On optimal service capacity allocation policy in an advance selling environment in continuous time

Abstract

Based on some general reasonable assumptions, this paper employs the techniques of calculus of variations and optimal control theory to derive 10 main propositions associated with a service provider who aims at maximizing the present value of revenues/profits over a planning horizon in continuous time.

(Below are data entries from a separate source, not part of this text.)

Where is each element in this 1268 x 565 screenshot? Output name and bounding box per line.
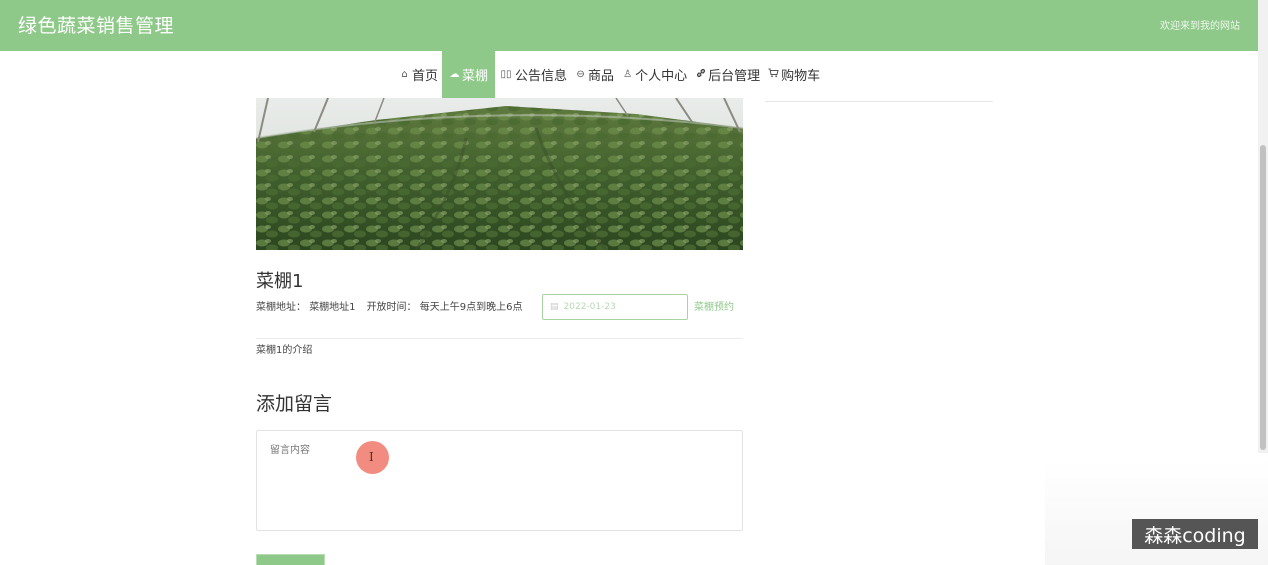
info-divider xyxy=(256,338,743,339)
address-label: 菜棚地址： xyxy=(256,302,306,313)
nav-item-label: 商品 xyxy=(588,69,615,84)
main-nav: ⌂ 首页 ☁ 菜棚 ▯▯ 公告信息 ⊖ 商品 ♙ 个人中心 后台管理 购物车 xyxy=(395,51,824,98)
home-icon: ⌂ xyxy=(401,69,408,80)
nav-item-label: 后台管理 xyxy=(708,69,761,84)
greenhouse-intro: 菜棚1的介绍 xyxy=(256,345,313,356)
nav-item-label: 首页 xyxy=(412,69,439,84)
nav-item-label: 购物车 xyxy=(781,69,821,84)
comment-section-title: 添加留言 xyxy=(256,393,333,415)
nav-item-products[interactable]: ⊖ 商品 xyxy=(571,51,618,98)
address-field: 菜棚地址： 菜棚地址1 xyxy=(256,298,356,313)
user-icon: ♙ xyxy=(623,69,633,80)
reserve-button[interactable]: 菜棚预约 xyxy=(694,298,734,313)
greenhouse-name: 菜棚1 xyxy=(256,271,304,292)
circle-minus-icon: ⊖ xyxy=(576,69,585,80)
calendar-icon: ▤ xyxy=(550,302,559,312)
scrollbar-thumb[interactable] xyxy=(1260,145,1266,450)
site-title: 绿色蔬菜销售管理 xyxy=(18,15,175,37)
nav-item-greenhouse[interactable]: ☁ 菜棚 xyxy=(442,51,496,98)
top-header: 绿色蔬菜销售管理 欢迎来到我的网站 xyxy=(0,0,1258,51)
nav-item-label: 菜棚 xyxy=(462,69,489,84)
nav-item-label: 个人中心 xyxy=(635,69,688,84)
nav-item-label: 公告信息 xyxy=(515,69,568,84)
hours-value: 每天上午9点到晚上6点 xyxy=(419,302,523,313)
nav-item-home[interactable]: ⌂ 首页 xyxy=(395,51,442,98)
reservation-date-input[interactable]: ▤ 2022-01-23 xyxy=(542,294,688,320)
nav-item-cart[interactable]: 购物车 xyxy=(764,51,824,98)
watermark-shade xyxy=(1045,460,1268,565)
hours-label: 开放时间： xyxy=(366,302,417,313)
submit-comment-button[interactable] xyxy=(256,554,325,565)
columns-icon: ▯▯ xyxy=(500,69,512,80)
comment-input[interactable] xyxy=(256,430,743,531)
nav-item-profile[interactable]: ♙ 个人中心 xyxy=(618,51,691,98)
welcome-text: 欢迎来到我的网站 xyxy=(1160,21,1240,32)
text-cursor-icon: I xyxy=(369,450,374,464)
address-value: 菜棚地址1 xyxy=(309,302,356,313)
greenhouse-image xyxy=(256,98,743,250)
reservation-date-value: 2022-01-23 xyxy=(563,302,616,312)
watermark: 森森coding xyxy=(1132,519,1258,549)
link-icon xyxy=(695,68,706,81)
greenhouse-meta: 菜棚地址： 菜棚地址1 开放时间： 每天上午9点到晚上6点 xyxy=(256,298,522,313)
nav-item-announcements[interactable]: ▯▯ 公告信息 xyxy=(495,51,571,98)
cart-icon xyxy=(768,68,779,81)
cloud-icon: ☁ xyxy=(449,69,460,80)
hours-field: 开放时间： 每天上午9点到晚上6点 xyxy=(367,298,523,313)
sidebar-divider xyxy=(765,101,993,102)
nav-item-admin[interactable]: 后台管理 xyxy=(691,51,764,98)
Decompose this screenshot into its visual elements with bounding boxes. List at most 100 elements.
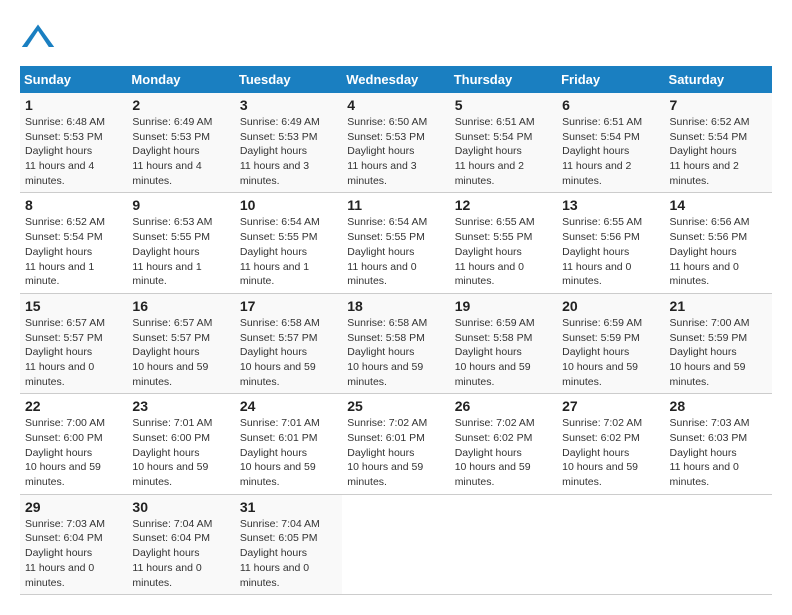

Employing an aggregate pricing-response function that is dependent on excess capacity and a convex service cost formulation, the results show that (i) for a zero discount rate and unanticipated competitive entry, units of service capacity are allocated evenly over time, (ii) for a zero discount rate and anticipated competitive entry, units of allocated service capacity are increasing over time, (iii) for a positive discount rate and unanticipated competitive entry, units of allocated service capacity are decreasing over time, and (iv) for a positive discount rate and anticipated competitive entry, units of allocated service capacity are increasing over time, or are decreasing at first then increasing later. In addition, the questions of how deep a service firm should advance sell, whether advance selling is optimal in continuous time, and whether excess capacity could be an optimal strategy have been addressed. Furthermore, related sensitivity analyses are performed and endpoint constraints together with alternative shapes of the service-cost function are discussed. The managerial implications of the study’s results have been demonstrated.